I’ll leave you to imagine me stopping on an undisclosed number of floors and knocking on an unimportant number of doors that at the time I truly thought were my very own floors and doors.

But it’s all worked out wonderfully, our suit is clean and stocked with all the basics. The view from my room is unbelievable – if you’re hardcore enough lean out of the window, twist right and stay their long enough to appreciate it… But for those of you staying in Gage, hopefully you’ll be one of the lucky ones, because some of the views are “phenomenally breathtaking”, putting whatever words attempting to describe them to shame.

Seriously though, I really have met a few compelling breeds of human. Like 1/2 Japanese, 1/4 Irish, 1/4 Afro. People that were born in New York, lived in New Zealand but now call Sweden home. You can’t even begin to imagine the strange clicks and licks I here coming from my fellow classmate’s mouths. I can only imagine what my warped South African accent sounds like to most of them!

Of course, by now I’ve been a part of all sorts of mortifying getting-to know-you activities. I’ve helped a group of students across a river made of real life ground and filled with blue rubber pirrahnas. I’ve come up with all sorts of alliterations for my name like Tasty Tamryn, Terrific Tamryn, Tender Tamryn. (Any help on these would be greatly appreciated as I never know when the next happy name circle might be sprung upon me). I find myself breaking an awkward moment with, “Oh, you’re Jumping Jeffery, right?”
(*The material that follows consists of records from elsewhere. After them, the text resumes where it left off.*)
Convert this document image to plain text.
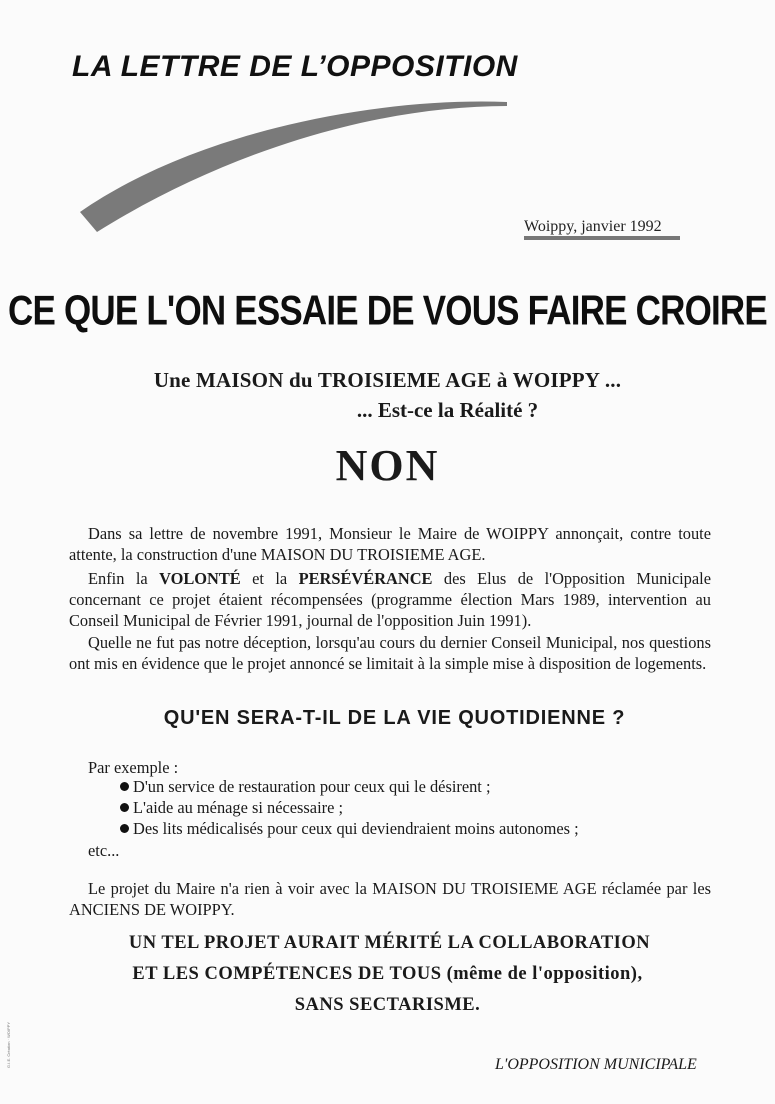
LA LETTRE DE L’OPPOSITION
Woippy, janvier 1992
CE QUE L'ON ESSAIE DE VOUS FAIRE CROIRE
Une MAISON du TROISIEME AGE à WOIPPY ...
... Est-ce la Réalité ?
NON

Dans sa lettre de novembre 1991, Monsieur le Maire de WOIPPY annonçait, contre toute attente, la construction d'une MAISON DU TROISIEME AGE.

Enfin la VOLONTÉ et la PERSÉVÉRANCE des Elus de l'Opposition Municipale concernant ce projet étaient récompensées (programme élection Mars 1989, intervention au Conseil Municipal de Février 1991, journal de l'opposition Juin 1991).

Quelle ne fut pas notre déception, lorsqu'au cours du dernier Conseil Municipal, nos questions ont mis en évidence que le projet annoncé se limitait à la simple mise à disposition de logements.

QU'EN SERA-T-IL DE LA VIE QUOTIDIENNE ?
Par exemple :
D'un service de restauration pour ceux qui le désirent ;
L'aide au ménage si nécessaire ;
Des lits médicalisés pour ceux qui deviendraient moins autonomes ;
etc...

Le projet du Maire n'a rien à voir avec la MAISON DU TROISIEME AGE réclamée par les ANCIENS DE WOIPPY.

UN TEL PROJET AURAIT MÉRITÉ LA COLLABORATION
ET LES COMPÉTENCES DE TOUS (même de l'opposition),
SANS SECTARISME.
L'OPPOSITION MUNICIPALE
G.I.E. Création · WOIPPY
But not too worry folks, it’s not all kindergarten inspired. We’ve had some really informative lectures and super helpful tours around campus. Some of our RAs – older student helper people – are pretty cool and we’ve dragged them out with us into downtown Vancouver. I hadn’t really experienced the nightlife of Vancouver except for a few lovely restaurants and Jazz clubs with my dad (I’ve been in and around Vancouver and Vancouver Island for about a month beforehand), so the past few nights have been rather entertaining – we’re all extremely foreign, so we usually end up asking people to help us out with places to go. Once we had a tall man in pink suit with a red scarf and hat show us around. His name was Douglas. But for those of you who are interested, Vancouver in the dark is seriously competent in comparison to my previous experiences traveling, and I’m sure with a little looking around it’ll only get better.

A few of us went to the “clothing optional” beach neighbouring my new rez (Place Vanier) – ya I know – and had one of the most amazing evenings I’ve had in a while. We all packed little bags of fruits and biscuits and cheese and spent a few hours on the beach watching the sunset to the sound of African drums and people cheering the sun in it’s last few moments shining! It was so gorgeous! Then we danced in the sea until the fun-loving cops asked us to “Please clear the beach”.

I must say, so far, it really has been a case of serious information overload. I am desperately hoping everything will just happens to sink in one rainy day. There are just so many new concepts to grasp, new names to remember, different ways of doing things, contrasting things to be expected form different lecturers and/or faculties. In fact, first prize would actually just be remembering who and where to go for help, as it has become very obvious that there is no shortage help and guidance – perhaps, only a fear or reluctance or -more common – unawareness of how to ask for it.

I guess this all for now… I had a really late night last night and really need to catch up on some sleep. We have such a rich and demanding schedule and I really don’t want to miss out anything!

I’ll do my best to fill you all in on some of the important info I’ve managed to soak up from all the of the super-informed around campus next time round.

I look forward to meeting all of you!